Setelah aset diidentifikasi, aset tersebut diklasifikasikan, dianalisis kerentanannya, dan diprioritaskan berdasarkan 'kemungkinan diserang'—pada dasarnya ukuran objektif tentang seberapa besar kemungkinan peretas menargetnya.
Aset diinventarisasi berdasarkan identitas, alamat IP, kepemilikan, dan koneksi ke aset lain dalam infrastruktur TI. Mereka dianalisis untuk mengetahui eksposur yang mungkin mereka miliki, penyebab eksposur tersebut (misalnya, kesalahan konfigurasi, kesalahan pengodean, patch yang hilang) dan jenis serangan yang mungkin dilakukan peretas melalui eksposur ini (misalnya, mencuri data sensitif, menyebarkan ransomware, atau malware lainnya).Â
Selanjutnya, kerentanan diprioritaskan untuk diperbaiki. Penyusunan prioritas adalah latihan penilaian risiko: Biasanya, setiap kerentanan diberikan peringkat keamanan atau skor risiko berdasarkan
- Informasi yang dikumpulkan selama klasifikasi dan analisis.
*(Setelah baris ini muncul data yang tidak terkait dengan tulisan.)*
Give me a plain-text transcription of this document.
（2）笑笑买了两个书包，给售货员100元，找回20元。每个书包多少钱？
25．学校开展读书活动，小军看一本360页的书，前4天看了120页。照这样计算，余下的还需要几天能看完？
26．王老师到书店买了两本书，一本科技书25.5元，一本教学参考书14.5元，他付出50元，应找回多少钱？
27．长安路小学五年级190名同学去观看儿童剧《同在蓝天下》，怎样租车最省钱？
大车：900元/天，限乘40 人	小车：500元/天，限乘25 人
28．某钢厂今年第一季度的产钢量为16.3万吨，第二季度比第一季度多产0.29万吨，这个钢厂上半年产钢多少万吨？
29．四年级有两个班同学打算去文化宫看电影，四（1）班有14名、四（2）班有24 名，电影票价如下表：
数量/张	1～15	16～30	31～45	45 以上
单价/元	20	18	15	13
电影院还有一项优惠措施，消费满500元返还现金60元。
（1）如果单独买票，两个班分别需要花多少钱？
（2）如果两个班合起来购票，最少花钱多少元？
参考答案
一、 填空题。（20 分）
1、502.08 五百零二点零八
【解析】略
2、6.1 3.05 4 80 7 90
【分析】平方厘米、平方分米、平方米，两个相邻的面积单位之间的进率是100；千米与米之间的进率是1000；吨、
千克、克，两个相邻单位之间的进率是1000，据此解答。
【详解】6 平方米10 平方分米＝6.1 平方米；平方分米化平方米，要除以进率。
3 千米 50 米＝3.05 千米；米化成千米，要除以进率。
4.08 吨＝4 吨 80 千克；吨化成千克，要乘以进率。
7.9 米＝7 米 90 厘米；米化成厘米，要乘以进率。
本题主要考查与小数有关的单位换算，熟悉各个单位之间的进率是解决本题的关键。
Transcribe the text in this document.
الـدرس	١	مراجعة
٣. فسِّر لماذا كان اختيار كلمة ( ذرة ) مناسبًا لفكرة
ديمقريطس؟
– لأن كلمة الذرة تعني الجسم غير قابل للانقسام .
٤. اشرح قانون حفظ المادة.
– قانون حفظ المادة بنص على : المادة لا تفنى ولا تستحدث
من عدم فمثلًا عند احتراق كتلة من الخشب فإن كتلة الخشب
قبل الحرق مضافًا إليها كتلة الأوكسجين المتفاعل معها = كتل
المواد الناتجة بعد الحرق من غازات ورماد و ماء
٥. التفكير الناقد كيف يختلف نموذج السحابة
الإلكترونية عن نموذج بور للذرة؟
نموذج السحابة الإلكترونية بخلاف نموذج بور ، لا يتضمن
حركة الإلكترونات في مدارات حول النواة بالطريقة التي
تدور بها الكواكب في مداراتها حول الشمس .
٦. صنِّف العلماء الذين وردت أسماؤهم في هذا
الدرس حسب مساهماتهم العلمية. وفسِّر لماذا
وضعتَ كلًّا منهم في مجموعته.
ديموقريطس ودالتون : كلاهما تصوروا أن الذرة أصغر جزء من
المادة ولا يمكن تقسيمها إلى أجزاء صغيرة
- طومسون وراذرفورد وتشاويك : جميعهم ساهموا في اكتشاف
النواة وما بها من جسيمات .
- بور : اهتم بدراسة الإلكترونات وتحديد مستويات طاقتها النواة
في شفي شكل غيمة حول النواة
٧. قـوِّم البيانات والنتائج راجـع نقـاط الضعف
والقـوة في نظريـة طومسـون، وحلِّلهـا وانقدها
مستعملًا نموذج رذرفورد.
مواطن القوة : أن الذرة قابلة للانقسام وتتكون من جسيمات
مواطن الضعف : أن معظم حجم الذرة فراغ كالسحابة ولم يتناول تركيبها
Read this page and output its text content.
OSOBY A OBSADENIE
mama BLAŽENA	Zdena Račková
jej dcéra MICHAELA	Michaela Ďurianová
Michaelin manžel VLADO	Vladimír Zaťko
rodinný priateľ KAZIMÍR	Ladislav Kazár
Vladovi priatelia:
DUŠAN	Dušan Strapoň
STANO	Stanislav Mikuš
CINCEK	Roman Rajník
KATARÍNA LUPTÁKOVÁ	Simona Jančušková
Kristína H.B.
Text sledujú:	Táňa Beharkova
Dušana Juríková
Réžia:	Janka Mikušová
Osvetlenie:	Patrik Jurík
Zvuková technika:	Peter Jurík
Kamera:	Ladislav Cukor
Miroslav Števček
- Data dari umpan intelijen ancaman (berhak milik dan sumber terbuka), layanan peringkat keamanan, dark web, dan sumber lain mengenai seberapa terlihat kerentanan bagi peretas, seberapa mudah mereka dieksploitasi, bagaimana mereka dieksploitasi, dll.
- Hasil manajemen kerentanan organisasi sendiri dan kegiatan penilaian risiko keamanan. Salah satu aktivitas tersebut, yang disebut red teaming, pada dasarnya adalah pengujian penetrasi dari sudut pandang peretas (dan sering kali dilakukan oleh peretas etis internal atau pihak ketiga). Alih-alih menguji kerentanan yang diketahui atau dicurigai, tim merah menguji semua aset yang mungkin coba dieksploitasi oleh peretas.